Fest steht auch, dass die Demokraten, die mehr zu sagen haben als nur durch ihre Stimme als Wähler, zunehmend kopfscheu werden und ihre bislang nur still gehegten Zweifel auch tatsächlich laut äußern. Sie halten Joe Biden aufgrund seines geistigen Abbaus nicht länger für den richtigen Mann. Doch wer soll es ihm beibringen? Zwei der Schwergewichte unter den Demokraten, Nancy Pelosi und Barack Obama, versuchten – mehr oder weniger direkt – auf Biden einzuwirken, die Stafette doch bitte abzugeben.3 Acht Demokraten im Kongress legten ihm den Ausstieg nahe, jetzt kommt der erste Senator dazu.4 Letzterer, Michael Bennet (Colorado) prophezeit einen Erdrutschsieg Trumps, falls Biden nicht einsichtig wird und seine Kandidatur niederlegt. Für ihn ist das weder eine Frage der Umfragen, ja, noch nicht einmal eine Frage der Politik, sondern eine moralische Frage um die Zukunft der Vereinigten Staaten.
Als mit einem Schuss Empathie gestrafter Beobachter schmerzt es einen von White-House-Journalisten die Frage zu hören, ob Joe Biden, der weniger Pressekonferenzen abgehalten hat als irgendein Präsident vor ihm, endlich eine »Big Boy«-Pressekonferenz abhalten wird, mit anderen Worten, ob er sich endlich – in langen Hosen, wie ein großer Bub – harten Fragen zu stellen gedenkt. Viele von Bidens Freunden und Anhänger äußern sich nach dem Besuch der einen oder anderen Spendenveranstaltung privat bestürzt über Bidens Zustand. Und Susie Wiles, die Chefberaterin von Trumps Kampagne bezeichnet Joe Biden als »Geschenk« für Trump.5 Das sollte auch denn auch den Letzten aufhorchen lassen.
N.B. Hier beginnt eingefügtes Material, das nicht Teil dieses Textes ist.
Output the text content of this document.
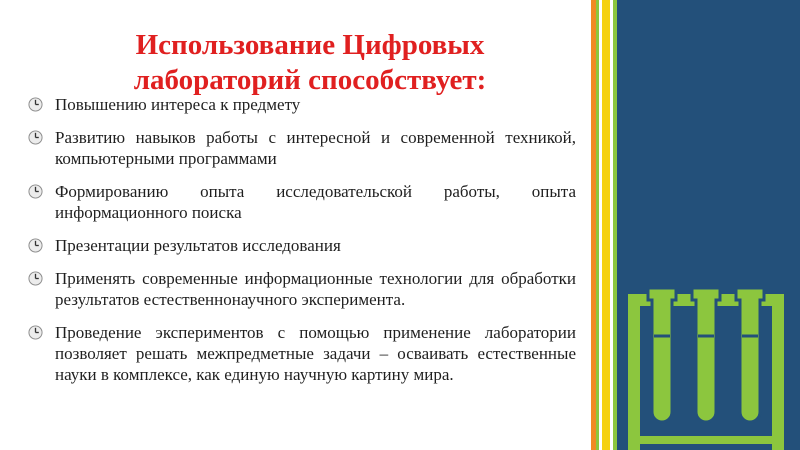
Использование Цифровых
лабораторий способствует:
Повышению интереса к предмету
Развитию навыков работы с интересной и современной техникой, компьютерными программами
Формированию опыта исследовательской работы, опыта информационного поиска
Презентации результатов исследования
Применять современные информационные технологии для обработки результатов естественнонаучного эксперимента.
Проведение экспериментов с помощью применение лаборатории позволяет решать межпредметные задачи – осваивать естественные науки в комплексе, как единую научную картину мира.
Jetzt freilich, und das ist durchaus ein Hoffnungsschimmer, hat sich kein Geringerer als Danny Ocean in die Flüsterdebatte eingemischt. Unterschätzen wir den Mann nicht, er hat mit seinen Leuten nicht nur kinokassenträchtige Millionencoups durchgezogen, er ist in seiner besten Rolle als George Clooney auch der erfolgreichste Spendensammler, den die Demokraten je gehabt haben. Und jeder, der auch nur eine Handvoll Interviews mit ihm gesehen hat, der weiß, dass der Mann weit mehr ist als nur ein »pretty face«. Unterm Strich soll das heißen, ich traue dem Mann mehr Wirkung auf die Wählerschaft zu als jedem Politiker. Und im Gegensatz zur zweiten öffentlichen Promi-Geheimwaffe der Demokraten, Taylor Swift, sagt er den Leuten, wen sie wählen sollen.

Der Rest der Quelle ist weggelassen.